One would think that work habits are transferable from one organization to the other. One would hope that time spent developing a work strategy is a one time investment that will payoff throughout one’s entire carreer. Sadly, none of these are true and they may result in frustrations, disappointment, and demotivation.
A good work strategy is not only based on what works for the person doing the work but also what meets the organization’s needs better. It’s a combination between one’s culture and the organization’s that guarantees productivity in terms of time, human interaction, and achievements.
What productivity actually entails is up to you. As far as this writing is concerned, productivity is just a measurement of successful time investment that results in the parties involved being content with the results.
The following example, while arguably not extremely dangerous, should provide a good picture of where I am coming from:
I have, in the past, been paid to work on big open source projects and help my employer implement features, fix bugs, and guarantee the stability of such projects so that my employer’s customers could benefit from it. Basically, what an open source company does. The reason the size of these project is relevant in this context is that it emphasizes the fact that the projects moved rather slowly in terms of code-reviews, RFC proposals, general concensus, and release cycles.
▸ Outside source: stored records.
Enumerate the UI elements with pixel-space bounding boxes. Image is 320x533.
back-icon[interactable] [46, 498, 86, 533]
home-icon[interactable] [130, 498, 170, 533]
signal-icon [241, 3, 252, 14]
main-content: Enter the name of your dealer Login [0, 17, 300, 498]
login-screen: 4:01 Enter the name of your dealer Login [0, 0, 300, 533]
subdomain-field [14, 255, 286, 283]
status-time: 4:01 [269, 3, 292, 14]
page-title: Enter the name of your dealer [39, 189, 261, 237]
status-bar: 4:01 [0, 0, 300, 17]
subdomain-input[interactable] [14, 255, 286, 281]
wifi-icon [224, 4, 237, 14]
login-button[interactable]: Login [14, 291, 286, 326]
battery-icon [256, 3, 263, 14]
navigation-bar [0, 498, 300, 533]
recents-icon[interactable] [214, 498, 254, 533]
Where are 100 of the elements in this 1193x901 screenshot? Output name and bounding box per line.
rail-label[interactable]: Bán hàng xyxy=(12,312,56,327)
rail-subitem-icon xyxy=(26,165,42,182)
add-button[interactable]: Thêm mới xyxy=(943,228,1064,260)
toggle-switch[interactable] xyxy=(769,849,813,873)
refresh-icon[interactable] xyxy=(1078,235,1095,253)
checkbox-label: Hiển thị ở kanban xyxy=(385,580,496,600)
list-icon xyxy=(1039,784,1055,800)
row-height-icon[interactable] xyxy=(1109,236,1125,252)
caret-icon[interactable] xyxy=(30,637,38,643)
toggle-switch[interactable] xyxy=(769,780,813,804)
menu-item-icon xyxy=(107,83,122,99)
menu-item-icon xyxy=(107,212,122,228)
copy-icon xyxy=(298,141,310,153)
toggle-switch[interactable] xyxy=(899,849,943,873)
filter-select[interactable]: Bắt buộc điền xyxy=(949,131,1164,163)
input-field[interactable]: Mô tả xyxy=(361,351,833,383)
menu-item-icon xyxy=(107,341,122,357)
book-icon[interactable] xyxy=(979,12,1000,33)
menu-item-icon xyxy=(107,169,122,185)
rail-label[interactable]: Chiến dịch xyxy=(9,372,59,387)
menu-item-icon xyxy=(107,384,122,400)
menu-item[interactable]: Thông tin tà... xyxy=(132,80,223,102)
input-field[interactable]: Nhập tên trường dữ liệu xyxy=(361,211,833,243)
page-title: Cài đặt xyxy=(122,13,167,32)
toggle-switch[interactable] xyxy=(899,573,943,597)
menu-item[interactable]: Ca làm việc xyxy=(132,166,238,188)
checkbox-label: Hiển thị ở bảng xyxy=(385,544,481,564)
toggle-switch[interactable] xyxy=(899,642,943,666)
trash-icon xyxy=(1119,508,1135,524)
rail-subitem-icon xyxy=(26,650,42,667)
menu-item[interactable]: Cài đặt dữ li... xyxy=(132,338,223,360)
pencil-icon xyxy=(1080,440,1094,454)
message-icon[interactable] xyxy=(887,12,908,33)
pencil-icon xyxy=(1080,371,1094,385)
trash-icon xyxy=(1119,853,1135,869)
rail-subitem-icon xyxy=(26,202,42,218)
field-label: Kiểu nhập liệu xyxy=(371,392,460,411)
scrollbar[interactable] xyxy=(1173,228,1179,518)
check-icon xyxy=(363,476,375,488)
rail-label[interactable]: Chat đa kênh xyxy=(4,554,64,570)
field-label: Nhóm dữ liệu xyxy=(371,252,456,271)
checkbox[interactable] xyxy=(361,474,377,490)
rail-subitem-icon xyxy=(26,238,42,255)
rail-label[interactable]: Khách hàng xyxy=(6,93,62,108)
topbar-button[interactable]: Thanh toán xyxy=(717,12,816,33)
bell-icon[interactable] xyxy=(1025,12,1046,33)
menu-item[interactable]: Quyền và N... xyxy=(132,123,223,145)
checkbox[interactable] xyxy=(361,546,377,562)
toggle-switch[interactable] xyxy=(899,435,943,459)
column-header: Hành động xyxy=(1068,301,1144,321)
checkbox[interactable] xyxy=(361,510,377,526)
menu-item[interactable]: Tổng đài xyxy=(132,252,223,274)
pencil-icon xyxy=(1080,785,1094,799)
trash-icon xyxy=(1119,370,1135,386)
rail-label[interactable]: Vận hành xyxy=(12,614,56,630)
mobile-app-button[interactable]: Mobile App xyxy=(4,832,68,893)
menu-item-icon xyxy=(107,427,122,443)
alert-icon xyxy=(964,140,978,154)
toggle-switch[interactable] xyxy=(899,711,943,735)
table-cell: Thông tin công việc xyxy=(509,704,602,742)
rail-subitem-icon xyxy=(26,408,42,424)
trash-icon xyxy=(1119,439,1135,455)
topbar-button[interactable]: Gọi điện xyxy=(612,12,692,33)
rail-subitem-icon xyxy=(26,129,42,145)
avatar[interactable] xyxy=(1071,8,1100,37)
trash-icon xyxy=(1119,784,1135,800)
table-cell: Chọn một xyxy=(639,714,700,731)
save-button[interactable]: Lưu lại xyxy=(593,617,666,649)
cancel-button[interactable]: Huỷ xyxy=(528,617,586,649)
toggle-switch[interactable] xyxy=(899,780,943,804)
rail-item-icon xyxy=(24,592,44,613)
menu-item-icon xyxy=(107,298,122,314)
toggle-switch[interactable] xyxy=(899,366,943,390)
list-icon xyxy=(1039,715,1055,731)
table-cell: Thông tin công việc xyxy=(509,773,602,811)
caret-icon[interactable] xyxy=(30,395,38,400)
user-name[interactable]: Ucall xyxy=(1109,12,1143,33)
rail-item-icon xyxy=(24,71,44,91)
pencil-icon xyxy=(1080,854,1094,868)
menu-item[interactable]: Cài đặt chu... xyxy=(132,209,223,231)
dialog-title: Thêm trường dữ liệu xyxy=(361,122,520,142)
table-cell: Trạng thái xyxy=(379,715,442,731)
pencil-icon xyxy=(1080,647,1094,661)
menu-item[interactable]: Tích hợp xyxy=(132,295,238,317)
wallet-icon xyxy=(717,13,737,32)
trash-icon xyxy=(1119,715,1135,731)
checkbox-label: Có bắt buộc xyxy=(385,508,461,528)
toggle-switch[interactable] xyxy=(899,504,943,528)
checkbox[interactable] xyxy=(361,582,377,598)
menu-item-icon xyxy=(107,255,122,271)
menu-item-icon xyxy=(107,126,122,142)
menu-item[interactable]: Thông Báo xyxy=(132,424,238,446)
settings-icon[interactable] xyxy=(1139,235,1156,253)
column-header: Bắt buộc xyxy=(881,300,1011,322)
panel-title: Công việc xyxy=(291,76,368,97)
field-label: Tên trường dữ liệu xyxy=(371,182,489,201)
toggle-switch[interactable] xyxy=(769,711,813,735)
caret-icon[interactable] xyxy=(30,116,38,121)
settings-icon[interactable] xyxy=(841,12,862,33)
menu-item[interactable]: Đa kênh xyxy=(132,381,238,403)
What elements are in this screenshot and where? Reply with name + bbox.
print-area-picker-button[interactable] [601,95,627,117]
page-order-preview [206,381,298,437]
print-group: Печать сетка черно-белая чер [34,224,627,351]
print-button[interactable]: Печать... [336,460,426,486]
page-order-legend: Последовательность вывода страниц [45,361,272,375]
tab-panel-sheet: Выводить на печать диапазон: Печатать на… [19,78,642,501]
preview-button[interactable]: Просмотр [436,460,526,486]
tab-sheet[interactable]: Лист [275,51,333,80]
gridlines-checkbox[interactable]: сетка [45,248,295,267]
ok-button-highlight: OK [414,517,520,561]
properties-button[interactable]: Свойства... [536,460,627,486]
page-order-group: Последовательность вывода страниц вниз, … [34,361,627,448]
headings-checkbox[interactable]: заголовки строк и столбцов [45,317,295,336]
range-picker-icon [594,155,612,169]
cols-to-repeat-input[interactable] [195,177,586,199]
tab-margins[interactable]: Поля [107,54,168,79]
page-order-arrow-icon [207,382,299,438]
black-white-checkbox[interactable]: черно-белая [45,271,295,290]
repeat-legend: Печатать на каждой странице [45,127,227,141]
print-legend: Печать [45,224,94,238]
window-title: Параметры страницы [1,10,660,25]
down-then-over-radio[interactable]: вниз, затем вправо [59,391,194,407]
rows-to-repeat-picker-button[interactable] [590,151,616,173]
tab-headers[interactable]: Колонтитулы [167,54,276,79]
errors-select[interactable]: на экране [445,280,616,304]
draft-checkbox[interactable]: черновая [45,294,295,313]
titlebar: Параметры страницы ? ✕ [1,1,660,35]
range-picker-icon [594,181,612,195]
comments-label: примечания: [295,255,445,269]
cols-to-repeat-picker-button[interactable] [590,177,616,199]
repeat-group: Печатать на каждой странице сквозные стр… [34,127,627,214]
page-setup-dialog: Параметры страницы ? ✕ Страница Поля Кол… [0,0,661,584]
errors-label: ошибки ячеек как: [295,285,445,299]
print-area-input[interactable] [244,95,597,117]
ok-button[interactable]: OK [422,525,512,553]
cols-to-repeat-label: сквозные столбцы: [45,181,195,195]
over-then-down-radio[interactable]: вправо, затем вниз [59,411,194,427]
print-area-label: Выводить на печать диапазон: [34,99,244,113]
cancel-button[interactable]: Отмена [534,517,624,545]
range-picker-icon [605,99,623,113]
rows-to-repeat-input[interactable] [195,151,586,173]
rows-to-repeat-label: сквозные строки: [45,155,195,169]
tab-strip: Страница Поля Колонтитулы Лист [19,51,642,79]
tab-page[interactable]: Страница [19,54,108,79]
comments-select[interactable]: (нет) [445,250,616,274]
In order to guarantee a certain productivity in these projects, my work strategy was to pick multiple features and work on them in parallel. Since the general upstream interaction was slower than in other projects and organizations I had worked at, working on multiple features and bug fixes in parallel never felt as multi-tasking. It was easy enough to work on a feature while the other one was being reviewed. It was still possible to organize my days in a way that would not burn me out. The time it took to get something done (unless it was a critical bug) was not as important as making sure it made it into the next release.
Arguably, this work habit was more related to the release cycle than the size and pace of the community itself than that of my employer’s. Regardless, it provided the right level of productivity that would make everyone happy. It also fit well with the various cultures I was interacting with.
I then moved to a different company and joined one of their internal teams. This team, for reasons I won’t be going into details here, didn’t have a time-based roadmap, let alone a release cycle. There are tasks that have a certain sense of priority, which have no timeline except for what people implicitly expect it will take to work on something.
Working in such a team requires a complete reassesment of one’s working strategy. The team is smaller and more agile (in the old meaning of the word) if you will. Taking multiple long-term features in parallel will likely result in those features taking longer than it should. Because the team is smaller, it is easier to have a shorter feedback loop on ones work which, depending on the task at hand, will help moving it forward faster.
The above is an argument on how important it is for us to stop, reflect, and reasses not only our work habits but everything around us. Work is in constant change, cultures are in constant evolution. Adapting to these changes is part of our carreer and our growth.